Tuesday, December 14, 2010

Thats What They Say...

controlled myself today. Self control, that’s what they say.. ‘Control yourself. Out of sight, out of mind. It’ll take time..but you’ll be just fine’ Okay..I’ll intake what you say, on this day. & I’ll live by it from here on, day to day. At least till I can, feel again. and once I’ve healed, I’m sure I’ll feel. I’m just not sure about what it is, I’ll be feeling. Cause I swear…I’m losing faith in dignity. Hopefully, some kind of epiphany will summit and I’ll be convinced. Try. That’s what they say. But why? Try, what? All I’m saying is… Something ain’t right. My days are like nights. & my nights are that of similar to Etta James. Walking down the lonely road leading to no where. But wait, that’s not right, nor true.

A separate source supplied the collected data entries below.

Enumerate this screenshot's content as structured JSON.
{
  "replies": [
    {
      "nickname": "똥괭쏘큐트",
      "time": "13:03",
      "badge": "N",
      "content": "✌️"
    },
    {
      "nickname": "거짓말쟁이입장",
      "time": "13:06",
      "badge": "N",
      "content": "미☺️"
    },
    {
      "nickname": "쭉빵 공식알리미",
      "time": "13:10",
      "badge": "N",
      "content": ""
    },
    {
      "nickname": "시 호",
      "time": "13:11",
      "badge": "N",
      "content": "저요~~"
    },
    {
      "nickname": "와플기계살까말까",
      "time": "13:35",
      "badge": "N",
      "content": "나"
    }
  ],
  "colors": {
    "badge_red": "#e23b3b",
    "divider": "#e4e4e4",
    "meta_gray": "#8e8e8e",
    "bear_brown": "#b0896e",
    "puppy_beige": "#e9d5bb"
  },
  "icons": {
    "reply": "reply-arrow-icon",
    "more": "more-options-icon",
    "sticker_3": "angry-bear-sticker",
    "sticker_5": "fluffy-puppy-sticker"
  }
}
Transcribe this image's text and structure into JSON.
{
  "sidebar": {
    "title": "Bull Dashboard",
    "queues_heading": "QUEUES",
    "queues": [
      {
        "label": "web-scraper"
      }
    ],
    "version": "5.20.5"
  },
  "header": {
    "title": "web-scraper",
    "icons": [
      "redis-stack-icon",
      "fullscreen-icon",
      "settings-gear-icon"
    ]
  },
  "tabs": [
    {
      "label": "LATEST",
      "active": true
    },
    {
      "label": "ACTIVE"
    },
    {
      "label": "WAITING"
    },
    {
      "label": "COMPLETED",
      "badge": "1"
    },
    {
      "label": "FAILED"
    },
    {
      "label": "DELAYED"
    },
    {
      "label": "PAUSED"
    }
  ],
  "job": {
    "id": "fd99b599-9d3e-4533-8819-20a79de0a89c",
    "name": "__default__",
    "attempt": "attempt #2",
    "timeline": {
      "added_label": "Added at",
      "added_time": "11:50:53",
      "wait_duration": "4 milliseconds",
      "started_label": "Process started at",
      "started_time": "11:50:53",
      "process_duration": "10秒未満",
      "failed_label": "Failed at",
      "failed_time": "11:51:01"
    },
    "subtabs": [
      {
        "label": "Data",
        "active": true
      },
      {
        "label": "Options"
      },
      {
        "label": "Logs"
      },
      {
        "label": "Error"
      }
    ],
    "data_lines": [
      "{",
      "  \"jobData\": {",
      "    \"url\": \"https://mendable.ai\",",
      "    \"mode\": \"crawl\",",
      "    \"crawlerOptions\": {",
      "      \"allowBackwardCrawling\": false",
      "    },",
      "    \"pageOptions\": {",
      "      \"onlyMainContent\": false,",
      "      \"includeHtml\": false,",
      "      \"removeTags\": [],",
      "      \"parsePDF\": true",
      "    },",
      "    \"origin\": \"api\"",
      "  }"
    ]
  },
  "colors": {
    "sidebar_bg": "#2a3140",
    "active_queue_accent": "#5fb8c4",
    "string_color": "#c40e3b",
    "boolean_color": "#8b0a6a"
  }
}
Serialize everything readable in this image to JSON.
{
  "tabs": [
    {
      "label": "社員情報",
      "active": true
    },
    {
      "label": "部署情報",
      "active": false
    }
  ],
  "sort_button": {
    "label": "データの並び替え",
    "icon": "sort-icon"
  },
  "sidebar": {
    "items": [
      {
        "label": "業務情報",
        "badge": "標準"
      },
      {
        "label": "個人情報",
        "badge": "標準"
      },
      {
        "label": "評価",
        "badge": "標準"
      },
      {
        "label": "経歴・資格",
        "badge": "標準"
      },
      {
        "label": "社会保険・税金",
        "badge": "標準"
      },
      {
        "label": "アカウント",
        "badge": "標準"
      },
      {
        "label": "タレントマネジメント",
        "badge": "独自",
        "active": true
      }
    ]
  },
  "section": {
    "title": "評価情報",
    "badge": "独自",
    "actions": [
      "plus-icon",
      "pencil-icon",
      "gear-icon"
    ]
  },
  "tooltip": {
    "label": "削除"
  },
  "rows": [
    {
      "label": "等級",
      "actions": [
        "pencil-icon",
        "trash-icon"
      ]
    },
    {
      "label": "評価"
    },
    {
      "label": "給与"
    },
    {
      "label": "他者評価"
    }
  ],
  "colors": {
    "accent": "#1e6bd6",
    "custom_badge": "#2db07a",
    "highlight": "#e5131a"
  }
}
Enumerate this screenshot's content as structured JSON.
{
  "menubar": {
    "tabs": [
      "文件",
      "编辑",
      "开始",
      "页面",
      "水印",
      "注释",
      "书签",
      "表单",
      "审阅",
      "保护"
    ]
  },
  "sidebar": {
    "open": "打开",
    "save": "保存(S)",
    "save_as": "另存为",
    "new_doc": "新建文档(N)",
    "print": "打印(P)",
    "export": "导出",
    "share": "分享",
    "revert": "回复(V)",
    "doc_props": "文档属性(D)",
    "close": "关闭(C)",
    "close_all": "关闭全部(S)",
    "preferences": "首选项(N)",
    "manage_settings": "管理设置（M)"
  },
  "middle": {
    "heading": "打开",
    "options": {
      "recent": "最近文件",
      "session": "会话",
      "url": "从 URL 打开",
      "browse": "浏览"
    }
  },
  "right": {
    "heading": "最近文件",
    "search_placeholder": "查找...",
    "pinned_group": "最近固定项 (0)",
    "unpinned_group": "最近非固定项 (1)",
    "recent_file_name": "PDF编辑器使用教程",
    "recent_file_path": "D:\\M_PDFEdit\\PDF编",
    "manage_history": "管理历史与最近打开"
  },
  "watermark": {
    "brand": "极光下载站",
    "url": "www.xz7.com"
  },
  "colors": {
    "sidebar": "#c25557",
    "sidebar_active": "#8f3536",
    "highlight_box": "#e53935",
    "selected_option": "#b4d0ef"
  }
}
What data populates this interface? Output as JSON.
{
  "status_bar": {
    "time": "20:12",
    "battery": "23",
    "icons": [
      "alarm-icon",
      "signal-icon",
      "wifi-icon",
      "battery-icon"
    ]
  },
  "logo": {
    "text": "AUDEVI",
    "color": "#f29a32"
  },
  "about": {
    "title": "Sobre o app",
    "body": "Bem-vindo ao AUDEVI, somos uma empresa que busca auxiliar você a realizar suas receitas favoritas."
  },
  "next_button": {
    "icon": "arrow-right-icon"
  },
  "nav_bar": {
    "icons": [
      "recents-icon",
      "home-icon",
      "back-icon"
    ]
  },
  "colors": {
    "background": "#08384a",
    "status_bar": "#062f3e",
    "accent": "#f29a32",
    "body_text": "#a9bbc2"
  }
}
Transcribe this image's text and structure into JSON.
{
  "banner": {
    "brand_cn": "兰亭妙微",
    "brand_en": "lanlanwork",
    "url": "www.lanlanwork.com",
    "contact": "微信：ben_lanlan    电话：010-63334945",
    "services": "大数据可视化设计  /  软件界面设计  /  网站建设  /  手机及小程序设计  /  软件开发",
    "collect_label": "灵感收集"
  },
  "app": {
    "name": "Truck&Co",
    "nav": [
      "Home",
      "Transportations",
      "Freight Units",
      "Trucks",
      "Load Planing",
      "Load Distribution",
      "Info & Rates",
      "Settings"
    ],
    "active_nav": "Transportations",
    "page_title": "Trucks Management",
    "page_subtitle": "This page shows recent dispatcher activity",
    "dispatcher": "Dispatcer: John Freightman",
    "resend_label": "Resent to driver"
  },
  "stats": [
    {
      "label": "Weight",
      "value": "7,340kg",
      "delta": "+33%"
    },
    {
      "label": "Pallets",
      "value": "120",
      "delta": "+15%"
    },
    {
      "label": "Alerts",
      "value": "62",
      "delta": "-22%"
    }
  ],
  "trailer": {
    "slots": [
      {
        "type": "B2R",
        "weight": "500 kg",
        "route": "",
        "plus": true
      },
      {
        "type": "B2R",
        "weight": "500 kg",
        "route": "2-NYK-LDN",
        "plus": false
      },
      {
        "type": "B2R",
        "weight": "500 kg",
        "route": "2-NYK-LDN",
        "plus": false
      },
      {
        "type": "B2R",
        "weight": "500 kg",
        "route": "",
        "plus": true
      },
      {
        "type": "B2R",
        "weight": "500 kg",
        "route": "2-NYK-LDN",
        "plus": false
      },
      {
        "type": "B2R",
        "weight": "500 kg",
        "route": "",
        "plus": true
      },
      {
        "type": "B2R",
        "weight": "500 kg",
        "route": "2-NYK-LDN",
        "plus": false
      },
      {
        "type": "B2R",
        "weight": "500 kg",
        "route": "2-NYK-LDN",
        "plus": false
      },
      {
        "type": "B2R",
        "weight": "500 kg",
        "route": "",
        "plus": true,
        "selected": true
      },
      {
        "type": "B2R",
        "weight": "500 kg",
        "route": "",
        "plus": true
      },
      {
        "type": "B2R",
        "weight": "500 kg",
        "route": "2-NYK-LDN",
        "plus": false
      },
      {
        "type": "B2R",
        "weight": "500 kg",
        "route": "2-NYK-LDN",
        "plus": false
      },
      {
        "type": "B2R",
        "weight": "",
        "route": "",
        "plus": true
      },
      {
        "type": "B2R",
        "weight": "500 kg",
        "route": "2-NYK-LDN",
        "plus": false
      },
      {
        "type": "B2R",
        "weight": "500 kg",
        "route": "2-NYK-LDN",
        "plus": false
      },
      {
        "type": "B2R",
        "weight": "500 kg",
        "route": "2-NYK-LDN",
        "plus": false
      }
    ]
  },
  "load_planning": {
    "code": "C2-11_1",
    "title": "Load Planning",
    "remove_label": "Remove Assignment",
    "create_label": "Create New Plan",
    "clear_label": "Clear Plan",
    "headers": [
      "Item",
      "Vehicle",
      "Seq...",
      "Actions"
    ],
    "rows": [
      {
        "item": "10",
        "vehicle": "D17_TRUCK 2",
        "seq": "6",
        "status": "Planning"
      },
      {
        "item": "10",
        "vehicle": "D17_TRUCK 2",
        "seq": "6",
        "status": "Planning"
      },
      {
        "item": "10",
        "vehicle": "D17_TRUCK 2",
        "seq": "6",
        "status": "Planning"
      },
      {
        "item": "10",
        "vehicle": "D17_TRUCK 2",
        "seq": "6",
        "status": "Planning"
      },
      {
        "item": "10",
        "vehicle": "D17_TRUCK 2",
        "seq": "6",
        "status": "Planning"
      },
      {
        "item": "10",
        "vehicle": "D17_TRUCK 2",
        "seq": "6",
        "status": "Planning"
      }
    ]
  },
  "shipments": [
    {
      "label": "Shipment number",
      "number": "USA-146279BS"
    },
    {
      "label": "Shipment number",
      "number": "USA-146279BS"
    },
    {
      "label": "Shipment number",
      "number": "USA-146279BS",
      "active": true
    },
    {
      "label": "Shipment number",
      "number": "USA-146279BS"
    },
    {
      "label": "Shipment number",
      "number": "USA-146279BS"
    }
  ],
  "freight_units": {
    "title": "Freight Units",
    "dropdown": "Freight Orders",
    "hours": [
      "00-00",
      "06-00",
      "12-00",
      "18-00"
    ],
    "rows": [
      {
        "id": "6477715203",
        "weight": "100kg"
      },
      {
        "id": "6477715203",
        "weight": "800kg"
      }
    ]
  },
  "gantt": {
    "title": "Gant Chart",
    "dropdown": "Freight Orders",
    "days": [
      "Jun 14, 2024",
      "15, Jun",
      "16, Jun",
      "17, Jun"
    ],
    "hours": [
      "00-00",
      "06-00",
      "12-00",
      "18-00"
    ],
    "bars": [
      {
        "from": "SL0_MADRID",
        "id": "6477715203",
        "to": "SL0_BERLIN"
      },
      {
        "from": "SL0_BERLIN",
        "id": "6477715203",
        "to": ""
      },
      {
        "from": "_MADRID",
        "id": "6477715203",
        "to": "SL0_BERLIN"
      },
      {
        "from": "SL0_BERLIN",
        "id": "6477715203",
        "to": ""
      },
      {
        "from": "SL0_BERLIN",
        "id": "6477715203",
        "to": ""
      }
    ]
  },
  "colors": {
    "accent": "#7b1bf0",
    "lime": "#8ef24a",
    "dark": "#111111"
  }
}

Im happier than this all sounds…. Youre so talented, don’t worry, thats what they say. & although Im feeling blue, this is true. & I’m actually proceeding, progressing and prevailing on this sailing boat. My blank stare..it still speaks truth. Yet, soon…the blankness will fill. I sense the positive chill. and its right around the corner. No hoarder. Far from it. I don’t keep garbage, I don’t need. Including all the unnecessary garbage, fake people, weak feelings, I feel unwillingly. but Don’t tread on me. Follow me as I lead… A lady warrior I am, indeed. A creator, artist, photographer, poet. I will be successful and never regretful. This long journey begins to set sail. Love is my religion though. & I can only wish for more. Stay sharp, that’s what they say. and all I can say is…let me be, I will feel what I feel when I, am feeling it. Everything im enduring is a learning lesson and I’m not undergoing any sort of depression. So… I, will control myself because I, want to. I will Try and try and try again because I’m, feeling it. and yes, I am talented & I’m not worried.. so I’ll always stay sharp for the sake of my own beating heart…not because you’ve given me your honest opinion. See, I’m pealing the unwanted layers off of this onion needed and continuing the embarking lovely excursion.. Inhaling my own goddamn potions. Never settling. Never falling. Five feet and all, I’ll always be standing tall.